Lu ve O'Neill, Perşembe günü Manhattan'ın Union Meydanı'nda ilk kez bir araya geldi.
Lu için özgürce buluşmak ve özgürce pratik yapmak asla hafife alınmaz.
Lu, “İki farklı dünyanın, özgür dünyanın ve Çin'in içindeki keskin kontrastı hissedebiliyorum” dedi. “Ama Çin'de böyle bir günün yakında geleceğine kesinlikle inanıyorum; özgür bir Çin.”
O'Neill, 15 yıldır Çin'de neler olup bittiğini araştırdığını ve “Çin dışında yaşayan insanların bu zulüm sırasında Çin'de olmanın nasıl bir şey olduğunu gerçekten kavrayamadıklarını” fark ettiğini söyledi.
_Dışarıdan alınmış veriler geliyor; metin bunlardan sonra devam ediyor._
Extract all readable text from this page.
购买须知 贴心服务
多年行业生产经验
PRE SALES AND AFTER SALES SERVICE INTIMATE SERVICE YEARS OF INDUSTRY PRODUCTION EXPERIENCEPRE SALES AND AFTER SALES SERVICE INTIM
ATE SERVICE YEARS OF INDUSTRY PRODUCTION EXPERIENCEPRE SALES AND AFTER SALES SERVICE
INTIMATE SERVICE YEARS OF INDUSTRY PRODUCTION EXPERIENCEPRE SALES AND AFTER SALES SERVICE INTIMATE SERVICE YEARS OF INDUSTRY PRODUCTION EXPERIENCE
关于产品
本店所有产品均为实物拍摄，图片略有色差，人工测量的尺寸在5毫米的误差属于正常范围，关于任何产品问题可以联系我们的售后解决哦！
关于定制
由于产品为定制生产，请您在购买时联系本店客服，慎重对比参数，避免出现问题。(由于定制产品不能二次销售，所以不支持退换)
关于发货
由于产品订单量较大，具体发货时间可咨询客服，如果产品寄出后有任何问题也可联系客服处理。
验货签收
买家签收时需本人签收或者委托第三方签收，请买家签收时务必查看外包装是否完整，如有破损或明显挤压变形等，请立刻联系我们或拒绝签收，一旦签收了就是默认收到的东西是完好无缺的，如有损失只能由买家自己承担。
Lise ve kolejde başarılı bir uzun mesafe koşucusu olan O'Neill, manevi inançlarının ona başka bir tür uzun ömür verdiğini söyledi.
"İnsanlar beni başarılı bir mesafe koşucusu olarak tanıyordu" dedi. "Ama Falun Gong'un bana verdiği şey duygusal bir dayanıklılıktı."
Bu dayanıklılık, günlük öğretme görevinde uzun bir yol kat eder.
"Liseli çocuklarla uğraşması zor bir grup olabilir" dedi, ancak Falun Dafa'ya öğrencilerle bağlantı kurmasına yardımcı olduğu için çok fazla kredi verdiğini de sözlerine ekledi. "Çocuklar beni gerçekten seviyor çünkü ben onlardan gerçekten hoşlanıyorum ve onların arkadaşlığından zevk alıyorum."
Öğrenciler için en iyisinin ne olduğuna gösterdiği özen meyvesini verdi. Geçen yıl, yabancı dil öğretmenlerini destekleyen eyalet çapında bir kuruluş olan New Jersey Yabancı Dil Eğitimcileri tarafından New Jersey'nin En İyisi Ödülü ile onurlandırıldı. O'Neill, Amerika Birleşik Devletleri'ndeki en büyük Çince derslerinden bazılarını da öğrettiğini söyledi.
Her şeye rağmen, O'Neill modern Çin tarihini öğretilerine entegre ettiği için Falun Dafa öğrencilerine eğitim vermede kilit bir rol oynuyor.
“Onlara Çin Komünist Partisinin Falun Gong'a ve genel olarak Çin halkına ne yaptığını anlatıyorum” dedi.
O'Neill için en önemli şey, çok benzersiz bir şekilde canlandırıcı olarak tanımladığı uygulamaya gösterdiği kişisel ilgidir.
"Bana nefes veriyor. Alıştırmaları yapmak ve kitabı okumak gibisi yok.”